Advice to the Players
I like very much what Times classical music critic Anthony Tommasini says in an online Q & A when asked to give career advice to young musicians.
I think the same goes for actors, directors, you name it. So you make the substitution...
The musicians I knew back then who have managed to have stable careers are not necessarily the ones who were the most talented or the most ambitious. They were the ones who seemed the most content being musicians. The pianist always willing to play the first performance of a new chamber piece by a student composer, happy to have a work-study job accompanying the students of a voice teacher, ready to learn the piano part to the Hindemith Tuba Sonata (which is hard, let me tell you) to help out a tuba player preparing a degree recital. Young musicians who have that kind of contentment with their work, even while struggling, tend to fare well, in my experience. Whereas I have known other young musicians, sometimes formidable talents, who unless they saw a path to Carnegie Hall and a touring career became so frustrated that the pleasure of being a musician went away. Some just gave up.Either you get a break and get famous quickly. Or you do what you have to do to make it a profession, and all that entails.

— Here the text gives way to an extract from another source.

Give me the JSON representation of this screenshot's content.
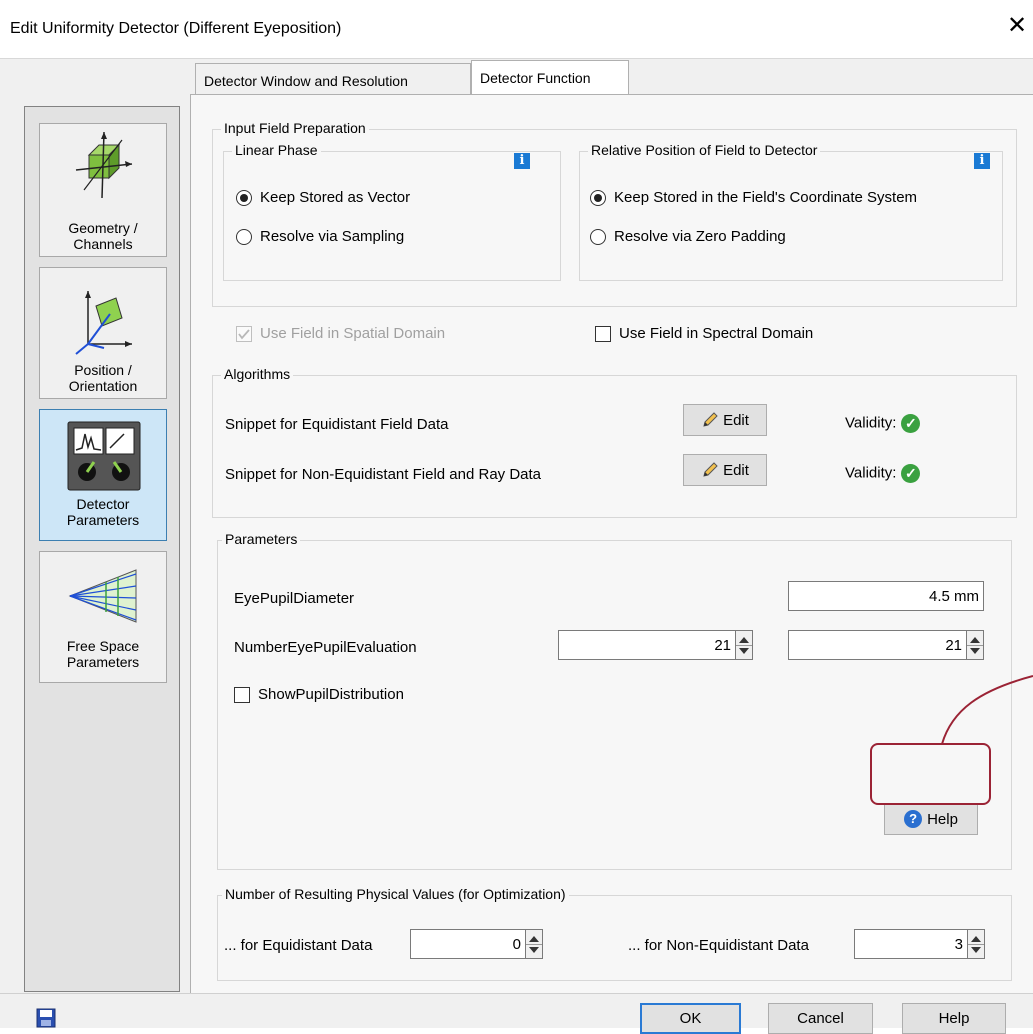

Moreover you have to, on average, genuinely enjoy (or at least be "content" with, in Tommasini's words) the strictly professional gig, being the hired hand. Because that's going to be over 75% of the work you get.
Otherwise, you're just eventually gonna give up.
1 comment:
As a Stage Manager it's been my experience that the more talented actors or at least the ones who work the most are the ones that are the easiest to work with. They make no demands, show up on time, do their job and cause little fuss. They love their job and they are a joy to be around.